Lutte contre la corruption : un projet gouvernemental ambitieux sur le papier

Karolína Peake, photo: CTK

Parmi les dix priorités du gouvernement pour ses deux prochaines et dernières années d’exercice du pouvoir, la lutte contre la corruption figure en bonne place. Et si l’on est tenté d’émettre des doutes sur la capacité ou la volonté de la coalition gouvernementale à endiguer cette calamité au vue de ses antécédents, le projet présenté mardi par la vice-premier ministre semble toutefois complet et ambitieux.

Karolína Peake,  photo: CTK
Roman Pekárek, David Rath, Vladimír Šiška… autant de noms qui résonnent comme autant de scandales politico-financiers ayant rythmé l’année 2012. Classée en 54e position des pays du monde en termes de perception de la corruption, la République tchèque perd des dizaines de milliards de couronnes chaque année du fait de ce fléau : directement via l’argent public détourné et indirectement car certaines entreprises renoncent à y investir. Et le gouvernement semble s’être décidé à prendre le taureau par les cornes si l’on en croit la vice-premier ministre Karolína Peake (LIDEM), qui a présenté mardi le plan gouvernemental anti-corruption et concédé que les annonces faites jusque là n’avaient pas été concrétisées dans la loi :

« Nous nous dirigeons vers des règles bien plus rigoureuses dans le cadre du financement des partis politiques, avec par exemple une demande de transparence obligatoire au niveau de leur budget pour toute comptabilité, quelle que soit la campagne électorale, une obligation de publication de ces budgets sur les sites internet des partis et ainsi de suite… »

La structuration actuelle des partis politiques et les liens rapprochés entretenus avec les administrations publiques seraient deux facteurs permettant à la corruption de proliférer selon le projet présenté, ce que confirme en substance Radim Bureš, chef de projet pour Transparency international :

Radim Bureš,  photo: CTK
« Le problème en République tchèque n’est pas celui de citoyens qui devraient glisser des petites enveloppes dans la poche de petits fonctionnaires. Le problème est plutôt celui d’une grande corruption organisée axée sur l’utilisation abusive de fonds publics. »

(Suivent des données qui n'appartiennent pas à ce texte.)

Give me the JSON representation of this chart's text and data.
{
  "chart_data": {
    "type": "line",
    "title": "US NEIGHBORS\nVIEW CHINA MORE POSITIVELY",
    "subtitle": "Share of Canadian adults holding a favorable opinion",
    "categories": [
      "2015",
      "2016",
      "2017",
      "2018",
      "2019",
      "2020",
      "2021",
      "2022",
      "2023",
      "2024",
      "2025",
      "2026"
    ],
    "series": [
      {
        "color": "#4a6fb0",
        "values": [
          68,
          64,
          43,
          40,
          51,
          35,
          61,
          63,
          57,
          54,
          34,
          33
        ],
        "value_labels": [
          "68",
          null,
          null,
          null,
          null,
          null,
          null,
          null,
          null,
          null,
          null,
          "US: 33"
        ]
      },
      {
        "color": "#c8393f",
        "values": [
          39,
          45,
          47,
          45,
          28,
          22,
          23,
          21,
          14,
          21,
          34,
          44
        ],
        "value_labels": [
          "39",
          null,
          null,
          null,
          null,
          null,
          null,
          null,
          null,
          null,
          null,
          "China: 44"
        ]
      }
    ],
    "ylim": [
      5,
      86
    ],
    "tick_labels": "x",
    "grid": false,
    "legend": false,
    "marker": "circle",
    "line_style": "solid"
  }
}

Aussi, c’est toute une série de lois que ce projet envisage : une redéfinition de la mission des fonctionnaires, une dépolitisation des administrations pour limiter le phénomène qui voit chaque nouvelle majorité y installer ses hommes liges, un texte sur les conflits d’intérêts qui obligerait les agents publics à dévoiler leurs avoirs et leurs liens avec la sphère privée, un renforcement de la protection des délateurs, des facilités pour les enquêteurs en terme de secrets bancaire et fiscal et plus généralement un effort de transparence en ce qui concerne tout appel d’offres émanant d’une autorité publique…

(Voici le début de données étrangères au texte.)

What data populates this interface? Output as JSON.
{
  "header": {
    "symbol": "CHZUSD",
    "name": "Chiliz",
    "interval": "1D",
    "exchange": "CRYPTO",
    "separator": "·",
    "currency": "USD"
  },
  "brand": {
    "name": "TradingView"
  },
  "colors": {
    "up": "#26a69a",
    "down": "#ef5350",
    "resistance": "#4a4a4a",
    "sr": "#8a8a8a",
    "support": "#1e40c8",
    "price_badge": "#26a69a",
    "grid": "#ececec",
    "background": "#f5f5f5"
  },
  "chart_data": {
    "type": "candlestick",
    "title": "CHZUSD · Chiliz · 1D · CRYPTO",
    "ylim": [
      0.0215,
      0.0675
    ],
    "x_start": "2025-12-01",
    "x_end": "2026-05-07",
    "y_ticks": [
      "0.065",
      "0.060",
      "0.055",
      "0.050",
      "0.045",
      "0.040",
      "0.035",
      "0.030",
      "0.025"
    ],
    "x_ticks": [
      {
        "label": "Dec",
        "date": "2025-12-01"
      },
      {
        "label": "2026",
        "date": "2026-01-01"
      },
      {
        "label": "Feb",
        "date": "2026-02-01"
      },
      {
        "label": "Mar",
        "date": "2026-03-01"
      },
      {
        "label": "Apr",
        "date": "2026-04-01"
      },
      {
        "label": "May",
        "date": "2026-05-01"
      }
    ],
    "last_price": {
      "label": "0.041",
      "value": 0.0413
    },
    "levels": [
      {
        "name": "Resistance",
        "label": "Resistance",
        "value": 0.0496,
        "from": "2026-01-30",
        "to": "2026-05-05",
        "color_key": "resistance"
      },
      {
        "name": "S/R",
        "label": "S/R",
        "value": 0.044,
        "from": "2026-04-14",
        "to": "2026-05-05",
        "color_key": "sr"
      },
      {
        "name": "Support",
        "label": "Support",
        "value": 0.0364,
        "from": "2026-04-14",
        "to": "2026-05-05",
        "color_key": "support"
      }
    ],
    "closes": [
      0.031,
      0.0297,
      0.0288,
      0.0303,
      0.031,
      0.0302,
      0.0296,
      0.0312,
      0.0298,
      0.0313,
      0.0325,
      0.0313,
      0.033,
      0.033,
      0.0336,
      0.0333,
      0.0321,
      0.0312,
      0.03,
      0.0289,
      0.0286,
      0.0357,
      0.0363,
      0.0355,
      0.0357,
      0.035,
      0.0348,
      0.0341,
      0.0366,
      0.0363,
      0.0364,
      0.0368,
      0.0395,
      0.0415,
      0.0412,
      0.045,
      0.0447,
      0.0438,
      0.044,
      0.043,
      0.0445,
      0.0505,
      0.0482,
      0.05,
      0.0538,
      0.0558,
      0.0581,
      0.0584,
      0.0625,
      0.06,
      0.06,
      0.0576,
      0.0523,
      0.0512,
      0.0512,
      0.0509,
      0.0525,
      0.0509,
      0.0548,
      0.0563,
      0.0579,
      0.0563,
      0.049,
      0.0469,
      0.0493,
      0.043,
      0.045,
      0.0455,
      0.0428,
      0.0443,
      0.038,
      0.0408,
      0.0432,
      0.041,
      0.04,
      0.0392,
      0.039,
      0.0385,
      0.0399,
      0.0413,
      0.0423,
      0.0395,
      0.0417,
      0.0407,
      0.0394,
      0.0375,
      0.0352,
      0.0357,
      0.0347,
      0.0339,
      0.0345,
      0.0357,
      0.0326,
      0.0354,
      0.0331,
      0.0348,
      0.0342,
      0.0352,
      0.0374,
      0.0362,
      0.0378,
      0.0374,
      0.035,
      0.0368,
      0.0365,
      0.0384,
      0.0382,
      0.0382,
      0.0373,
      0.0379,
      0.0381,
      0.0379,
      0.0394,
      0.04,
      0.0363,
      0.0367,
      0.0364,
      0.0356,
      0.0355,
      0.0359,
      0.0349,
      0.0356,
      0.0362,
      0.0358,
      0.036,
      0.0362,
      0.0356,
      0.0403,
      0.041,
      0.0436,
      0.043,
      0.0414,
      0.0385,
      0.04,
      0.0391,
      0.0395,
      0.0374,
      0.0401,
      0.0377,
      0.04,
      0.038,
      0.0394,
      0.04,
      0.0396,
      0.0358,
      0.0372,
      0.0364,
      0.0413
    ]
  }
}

Parallèlement à cette stratégie anti-corruption ambitieuse, le gouvernement de droite de Petr Nečas, pourtant peu épargné par les scandales de corruption depuis son accession au pouvoir, entend également proposer une loi pour limiter le lobbying. Dans l’opposition, on préfère attendre de voir s’il ne s’agit pas d’un nouvel effet d’annonce, mais déjà quelques critiques pointent, à l’image de celle du ministre de l’Intérieur du cabinet fantôme de la social-démocratie, Jeroným Tejc :

Jeroným Tejc,  photo: Šárka Ševčíková,  ČRo
« Il est presque inutile de commenter la déclaration de Karolína Peake sur la lutte contre la corruption. Chacun peut se faire sa propre opinion. Je suis certain que ce qu’a fait ou plutôt ce que n’a pas fait ce gouvernement dans la lutte contre la corruption est du ressort du Premier ministre qui a contresigné l’amnistie. »

Amnistie partielle qui a conduit à l’arrêt de procédures judiciaires visant des personnalités impliquées dans des affaires de pots-de-vin. Directeur du bureau tchèque de Transparency international, David Ondráčka reste lui aussi prudent et souligne qu’une stratégie efficace de lutte contre la corruption réclame des moyens :

David Ondráčka,  photo: Šárka Ševčíková,  ČRo
« La lutte contre la corruption a un coût, ce n’est pas gratuit. Pour l’instant, le gouvernement ne se donne pas les moyens d’imposer des règles et de les faire appliquer dans la pratique. »

Le texte en projet devrait être retravaillé par le gouvernement dans deux semaines puis être discuté par les parlementaires à la Chambre des députés et au Sénat. La coalition gouvernementale a peut-être l’occasion de passer de la parole aux actes.